Comment by mmooss

6 days ago

The issues in this situation are always,

1. How much is compatibility with outside users and past documents necessary? No office application can successfully, reliably convert anything but relatively simple documents (have LLMs done better somehow?). Each conversion reduces fidelity and often integrity; send a few revisions back and forth and it can become a problem. Simply adding a small headache every time an outsider emails your users' a document - or vice verssa - becomes a big issue. Regarding past documents, some users create complex applications in Excel, for example. How much of a problem is that for these users? How will those problems be solved?

2. What is the system management story? Essential to IT beyond even 30 users is a way to deploy, administer (including configuring settings), and upgrade/patch applications en masse. Microsoft provides those tools and Office, of course, integrates well with them. There are third party tools, but they need to do much better than exist; they need to function efficiently and reliably - imagine the deployment bug implemented en masse. Are there such tools for Linux and LibreOffice?

While I won't comment on whether the move made is smart:

> 1. How much is compatibility with outside users and past documents necessary?

Not an issue, document compatibility is a solved problem and any issues experienced would be minor (e.g., a missing font or broken animation leading to slightly different presentation).

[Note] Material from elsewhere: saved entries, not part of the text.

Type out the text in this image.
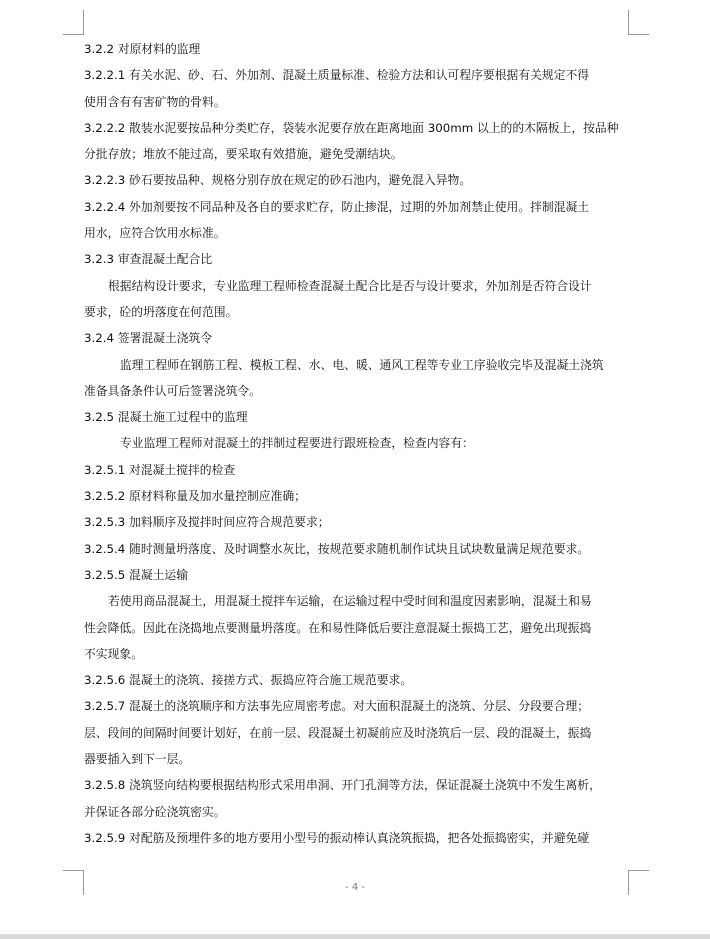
3.2.2 对原材料的监理

3.2.2.1 有关水泥、砂、石、外加剂、混凝土质量标准、检验方法和认可程序要根据有关规定不得

使用含有有害矿物的骨料。

3.2.2.2 散装水泥要按品种分类贮存，袋装水泥要存放在距离地面 300mm 以上的的木隔板上，按品种

分批存放；堆放不能过高，要采取有效措施，避免受潮结块。

3.2.2.3 砂石要按品种、规格分别存放在规定的砂石池内，避免混入异物。

3.2.2.4 外加剂要按不同品种及各自的要求贮存，防止掺混，过期的外加剂禁止使用。拌制混凝土

用水，应符合饮用水标准。

3.2.3 审查混凝土配合比

根据结构设计要求，专业监理工程师检查混凝土配合比是否与设计要求，外加剂是否符合设计

要求，砼的坍落度在何范围。

3.2.4 签署混凝土浇筑令

监理工程师在钢筋工程、模板工程、水、电、暖、通风工程等专业工序验收完毕及混凝土浇筑

准备具备条件认可后签署浇筑令。

3.2.5 混凝土施工过程中的监理

专业监理工程师对混凝土的拌制过程要进行跟班检查，检查内容有：

3.2.5.1 对混凝土搅拌的检查

3.2.5.2 原材料称量及加水量控制应准确；

3.2.5.3 加料顺序及搅拌时间应符合规范要求；

3.2.5.4 随时测量坍落度、及时调整水灰比，按规范要求随机制作试块且试块数量满足规范要求。

3.2.5.5 混凝土运输

若使用商品混凝土，用混凝土搅拌车运输，在运输过程中受时间和温度因素影响，混凝土和易

性会降低。因此在浇捣地点要测量坍落度。在和易性降低后要注意混凝土振捣工艺，避免出现振捣

不实现象。

3.2.5.6 混凝土的浇筑、接搓方式、振捣应符合施工规范要求。

3.2.5.7 混凝土的浇筑顺序和方法事先应周密考虑。对大面积混凝土的浇筑、分层、分段要合理；

层、段间的间隔时间要计划好，在前一层、段混凝土初凝前应及时浇筑后一层、段的混凝土，振捣

器要插入到下一层。

3.2.5.8 浇筑竖向结构要根据结构形式采用串洞、开门孔洞等方法，保证混凝土浇筑中不发生离析，

并保证各部分砼浇筑密实。

3.2.5.9 对配筋及预埋件多的地方要用小型号的振动棒认真浇筑振捣，把各处振捣密实，并避免碰

- 4 -
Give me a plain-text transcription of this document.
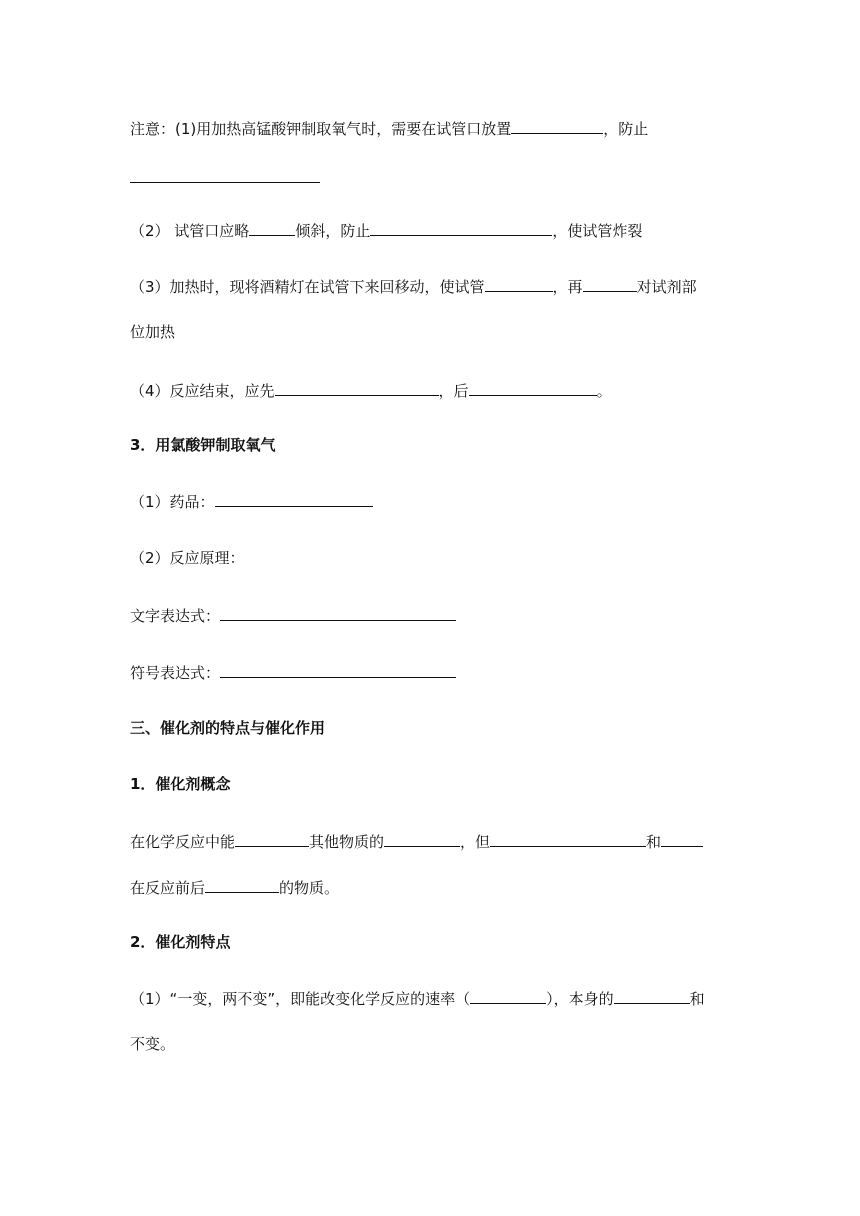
注意：(1)用加热高锰酸钾制取氧气时，需要在试管口放置	，防止
（2） 试管口应略	倾斜，防止	，使试管炸裂
（3）加热时，现将酒精灯在试管下来回移动，使试管	，再	对试剂部
位加热
（4）反应结束，应先	，后	。
3．用氯酸钾制取氧气
（1）药品：
（2）反应原理：
文字表达式：
符号表达式：
三、催化剂的特点与催化作用
1．催化剂概念
在化学反应中能	其他物质的	，但	和
在反应前后	的物质。
2．催化剂特点
（1）“一变，两不变”，即能改变化学反应的速率（	），本身的	和
不变。
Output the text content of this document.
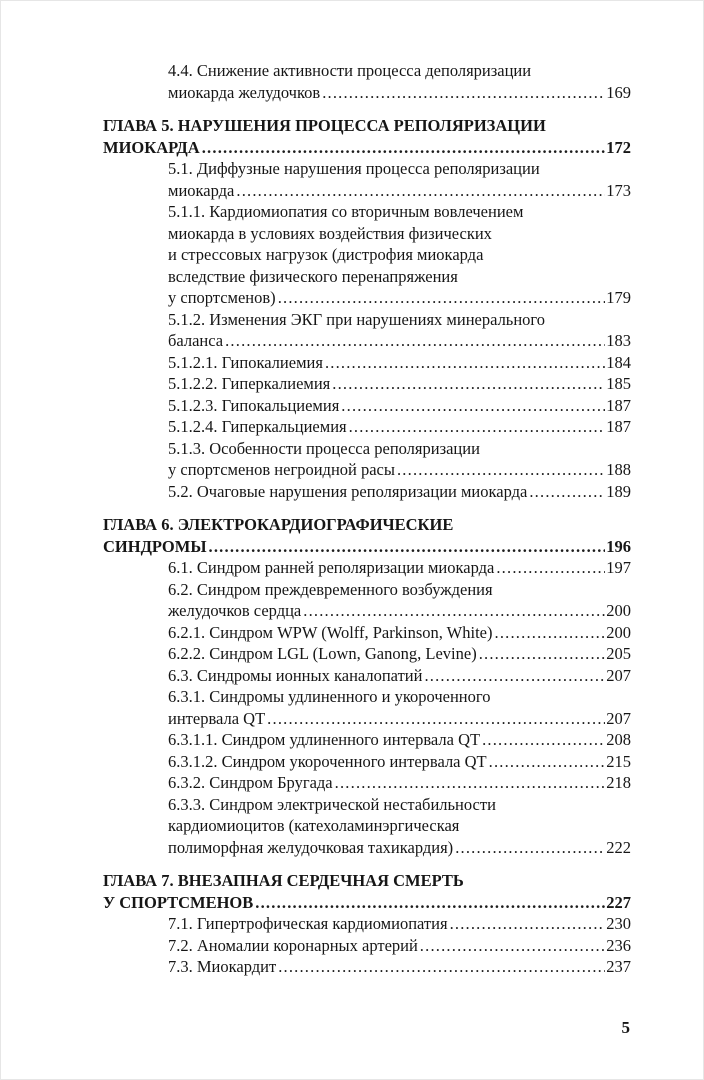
4.4. Снижение активности процесса деполяризации
миокарда желудочков .....	169
ГЛАВА 5. НАРУШЕНИЯ ПРОЦЕССА РЕПОЛЯРИЗАЦИИ
МИОКАРДА .....	172
5.1. Диффузные нарушения процесса реполяризации
миокарда .....	173
5.1.1. Кардиомиопатия со вторичным вовлечением
миокарда в условиях воздействия физических
и стрессовых нагрузок (дистрофия миокарда
вследствие физического перенапряжения
у спортсменов) .....	179
5.1.2. Изменения ЭКГ при нарушениях минерального
баланса .....	183
5.1.2.1. Гипокалиемия .....	184
5.1.2.2. Гиперкалиемия .....	185
5.1.2.3. Гипокальциемия .....	187
5.1.2.4. Гиперкальциемия .....	187
5.1.3. Особенности процесса реполяризации
у спортсменов негроидной расы .....	188
5.2. Очаговые нарушения реполяризации миокарда .....	189
ГЛАВА 6. ЭЛЕКТРОКАРДИОГРАФИЧЕСКИЕ
СИНДРОМЫ .....	196
6.1. Синдром ранней реполяризации миокарда .....	197
6.2. Синдром преждевременного возбуждения
желудочков сердца .....	200
6.2.1. Синдром WPW (Wolff, Parkinson, White) .....	200
6.2.2. Синдром LGL (Lown, Ganong, Levine) .....	205
6.3. Синдромы ионных каналопатий .....	207
6.3.1. Синдромы удлиненного и укороченного
интервала QT .....	207
6.3.1.1. Синдром удлиненного интервала QT .....	208
6.3.1.2. Синдром укороченного интервала QT .....	215
6.3.2. Синдром Бругада .....	218
6.3.3. Синдром электрической нестабильности
кардиомиоцитов (катехоламинэргическая
полиморфная желудочковая тахикардия) .....	222
ГЛАВА 7. ВНЕЗАПНАЯ СЕРДЕЧНАЯ СМЕРТЬ
У СПОРТСМЕНОВ .....	227
7.1. Гипертрофическая кардиомиопатия .....	230
7.2. Аномалии коронарных артерий .....	236
7.3. Миокардит .....	237
5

> 2. What is the system management story?

Corporate "system management" solutions are entirely broken on Windows, especially upgrade and software bundle management. It actively causes more harm and security issues than it solves, and needs to die.

It's dumpster fire of technologies that get stitched on top of each other, all conflicting and ultimately training all employees to ignore all signs of malicious intervention: How do you expect a user to sceptical of questionable popups/browser hijacking/similar, when your setup involves training users to ignore cmd.exe windows popping up randomly and to always interact with highly inconsistent, constantly changing and overall questionable popups appearing at any time of day asking you to do weird things (installing apps you didn't ask for, updating, rebooting, upgrading, often with countdown timers for making decisions)?

Should you have the ill-advised desire to bring the worst and most defective parts of Windows IT management to Linux, there's a handful of big vendors providing similar solutions there. So "not an issue", other than it being a terrible idea.

  • In regards to your first point, I'm actively testing conversion scenarios of .xlsx to .ods (ODF 1.3) with LibreOffice, and depending on what you consider significant properties there's definitely some loss along the way that might hurt. Mostly looking into diagrams at the moment, and some break under conversion (histograms and pareto for example), while others aren't displayed properly (stock charts).

What is it with Microsoft shills everywhere? Everytime some subject like this headline comes up, people fetch some kind of dubious arguments like "muh deployment". This is actually trivial in linux, and even if not, the effort to implement a solution will be of use to future parties switching to FOSS. Why is it that people always want change to make something better, but screach when they actually have to improve something. It's really curious. But I guess shills are gonna shill, or maybe I am just ignorant and or too stupid to see the grave mistake Denmark is committing right now, because they don't use Microsoft® PowerDeploy™ Copilot enabled Decentralized Update Solutions™

  • Are these not legitimate questions that need to be asked and problems that need to be solved? Writing them off as shilling and screeching is part of the reason why Microsoft is so dominant. Perhaps education and raising awareness of these trivial solutions in Linux would be more beneficial for the movement than mudslinging.

  • UK public sector education smallish organisation. All ms365 for doc sharing email and teams. A number of subscription services for other functions. Everybody accessed via chrome/edge.

    I've been using chromium on Linux for years and noone has noticed. Could probably move all the endpoints to Linux without too outrageous level of disruption.

  • How would you implement the features of Group Policy in Linux? Legitimately asking, I don’t know. I use Ansible when managing multiple Linux servers but I’m by no means a system admin.